First, those who DO NOT deserve it (already 4 wasted spots in a Top10) :
  • James Cameron : when was he ever an indie filmmaker??? You're confusing "becoming bankable in Hollywood" and "going against the grain"! (spearheading 3D technology is no more a canonical high-mark for Cameron than it was for The Jazz Singer to pioneer talkies... it's a mere historiographic milestone)
  • Amy Heckerling : I confess I never heard of her... which brings me to my next point : how does she land on a top10 leaving so many deserving names out? Looking at her resume doesn't tell me she was ever an indie filmmaker nor a landmark in the history of revolutionary forms (if we are to understand "maverick" that way...)
  • Kathryn Bigelow : She only made heavily codified, formulaic genre movies, with big or medium budgets... And The Hurt Locker might be what Hollywood calls "indie" but it is not an actual indie in any way, shape or form.
  • Robert Redford : as a producer maybe (and for Sundance), not as a director though.
These guys aren't "mavericks" by world cinema's standards. Maybe "normal people" pass as "mavericks" in the land of Hollywood conservatives.

Secondly, those who are dead :
If you include dead ones, Welles and Kubrick are not enough... obviously. You wouldn't have enough spots left for the livings if you didn't exclude the deceased historical trailblazers! 
What about John Cassavetes, Robert Altman, Sam Peckinpah, Dennis Hopper, Sidney Lumet, Barbara Loden, Hal Ashby, Philip Kaufman, Alan J. Pakula, Arthur Penn, Sydney Pollack, Don Siegel !!!
  • Orson Welles : was an indie after being an Hollywood outcast, only in Europe could he make films freely...
  • Stanley Kubrick (he only made films in the UK! because he was excluded by Hollywood) sure he had an influence on Hollywood genre movies, a posteriori, indirectly. But Hollywood is far from incorporating Kubrick's ways into their standard procedures. Hollywood is against director's cut, against independence of creation, against mavericks, against risk taking. See how much he is loved by current "film students" here 

Thirdly, New Hollywood :
You only remember Coppola (the only one of this generation who sold out to Hollywood studios and came back to indie filmmaking) and Scorsese (accessed Hollywood studios through his indie breakthrough and totally embraced Studios ways since 1985; look what influenced him : Classical Hollywood, Classical Hollywood and Classical Hollywood)?
What about : Peter Bogdanovich, Miloš Forman, Mike Nichols, Roman Polanski, Bob Rafelson, Paul Schrader, Terrence Malick, John Boorman, William Friedkin, Brian De Palma, George Lucas, Michael Cimino, Steven Spielberg... Are they chopped liver? None of them are more deserving than Amy Heckerling????

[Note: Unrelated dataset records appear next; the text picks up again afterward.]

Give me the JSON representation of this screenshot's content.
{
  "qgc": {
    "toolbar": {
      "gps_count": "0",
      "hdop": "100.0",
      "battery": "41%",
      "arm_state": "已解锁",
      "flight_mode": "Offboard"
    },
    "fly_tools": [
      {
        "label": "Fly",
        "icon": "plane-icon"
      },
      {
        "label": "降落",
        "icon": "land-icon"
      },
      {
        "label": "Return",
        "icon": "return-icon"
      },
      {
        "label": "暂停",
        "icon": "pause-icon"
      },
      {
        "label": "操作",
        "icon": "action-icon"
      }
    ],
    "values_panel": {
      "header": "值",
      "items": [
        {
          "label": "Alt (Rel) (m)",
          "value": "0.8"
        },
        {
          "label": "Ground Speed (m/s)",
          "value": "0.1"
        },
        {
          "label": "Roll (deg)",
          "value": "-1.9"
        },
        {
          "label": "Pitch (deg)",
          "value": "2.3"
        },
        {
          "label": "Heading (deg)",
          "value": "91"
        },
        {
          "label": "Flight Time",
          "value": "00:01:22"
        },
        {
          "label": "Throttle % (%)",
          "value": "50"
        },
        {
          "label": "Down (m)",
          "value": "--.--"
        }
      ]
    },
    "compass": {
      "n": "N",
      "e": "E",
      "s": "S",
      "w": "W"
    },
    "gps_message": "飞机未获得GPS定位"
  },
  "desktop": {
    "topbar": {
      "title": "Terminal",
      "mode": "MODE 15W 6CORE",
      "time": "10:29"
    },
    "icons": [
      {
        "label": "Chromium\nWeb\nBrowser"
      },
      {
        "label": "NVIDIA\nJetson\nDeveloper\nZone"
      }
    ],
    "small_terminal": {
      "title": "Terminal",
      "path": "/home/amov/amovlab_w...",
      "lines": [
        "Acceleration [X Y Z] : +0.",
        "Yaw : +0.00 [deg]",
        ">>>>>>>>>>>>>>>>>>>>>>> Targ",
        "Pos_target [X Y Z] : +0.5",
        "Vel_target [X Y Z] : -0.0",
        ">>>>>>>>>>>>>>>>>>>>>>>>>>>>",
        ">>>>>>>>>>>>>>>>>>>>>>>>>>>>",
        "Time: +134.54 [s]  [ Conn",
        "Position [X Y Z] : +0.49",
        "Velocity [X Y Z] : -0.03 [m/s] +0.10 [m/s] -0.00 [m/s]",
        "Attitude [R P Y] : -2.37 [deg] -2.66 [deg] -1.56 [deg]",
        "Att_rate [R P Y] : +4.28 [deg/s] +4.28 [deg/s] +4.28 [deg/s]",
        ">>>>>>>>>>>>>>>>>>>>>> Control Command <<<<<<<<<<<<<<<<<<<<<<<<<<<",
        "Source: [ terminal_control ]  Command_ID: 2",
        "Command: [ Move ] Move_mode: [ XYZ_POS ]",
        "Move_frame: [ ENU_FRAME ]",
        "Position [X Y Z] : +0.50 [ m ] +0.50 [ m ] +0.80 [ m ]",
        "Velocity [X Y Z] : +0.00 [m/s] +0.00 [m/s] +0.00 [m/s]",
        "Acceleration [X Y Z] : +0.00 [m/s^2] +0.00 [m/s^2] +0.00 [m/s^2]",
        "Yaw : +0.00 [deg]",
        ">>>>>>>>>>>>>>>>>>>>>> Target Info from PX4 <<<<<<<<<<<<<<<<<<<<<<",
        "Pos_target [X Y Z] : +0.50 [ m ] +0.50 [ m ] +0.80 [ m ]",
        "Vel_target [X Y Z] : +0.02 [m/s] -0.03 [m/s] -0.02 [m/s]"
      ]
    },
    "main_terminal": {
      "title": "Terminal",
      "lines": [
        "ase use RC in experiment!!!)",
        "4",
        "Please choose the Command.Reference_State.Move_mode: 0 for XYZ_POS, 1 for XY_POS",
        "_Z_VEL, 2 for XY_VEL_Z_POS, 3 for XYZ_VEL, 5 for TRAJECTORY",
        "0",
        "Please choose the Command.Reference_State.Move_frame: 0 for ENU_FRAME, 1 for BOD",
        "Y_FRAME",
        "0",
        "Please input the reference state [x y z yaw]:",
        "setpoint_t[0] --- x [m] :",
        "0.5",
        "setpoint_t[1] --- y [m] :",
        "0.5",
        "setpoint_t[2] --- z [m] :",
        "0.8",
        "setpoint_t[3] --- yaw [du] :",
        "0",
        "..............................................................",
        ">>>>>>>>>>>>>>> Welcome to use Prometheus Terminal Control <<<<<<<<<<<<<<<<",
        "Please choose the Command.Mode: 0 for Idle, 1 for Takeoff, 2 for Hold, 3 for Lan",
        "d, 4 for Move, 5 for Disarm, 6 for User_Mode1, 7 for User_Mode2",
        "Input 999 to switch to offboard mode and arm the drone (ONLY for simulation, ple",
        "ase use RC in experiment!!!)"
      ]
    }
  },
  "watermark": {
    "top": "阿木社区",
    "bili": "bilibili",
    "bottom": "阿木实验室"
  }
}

Woody Allen. Yeah, maybe. He started as an indie, and he definitely created a style of his own that influenced American cinema. And he still kinda makes his films in the margin of Hollywood... but his celebrity allowed him to make Star-driven vehicles like everyone else in Hollywood. I don't think that the Woody Allen comedy type is "alternative" anymore nowadays, it's been swallowed and digested by Hollywood default storytelling. Trailblazer, yes, one of them. He's just the most exposed figurehead. But he's not one of the 10 most revolutionary "mavericks" who inflected Hollywood...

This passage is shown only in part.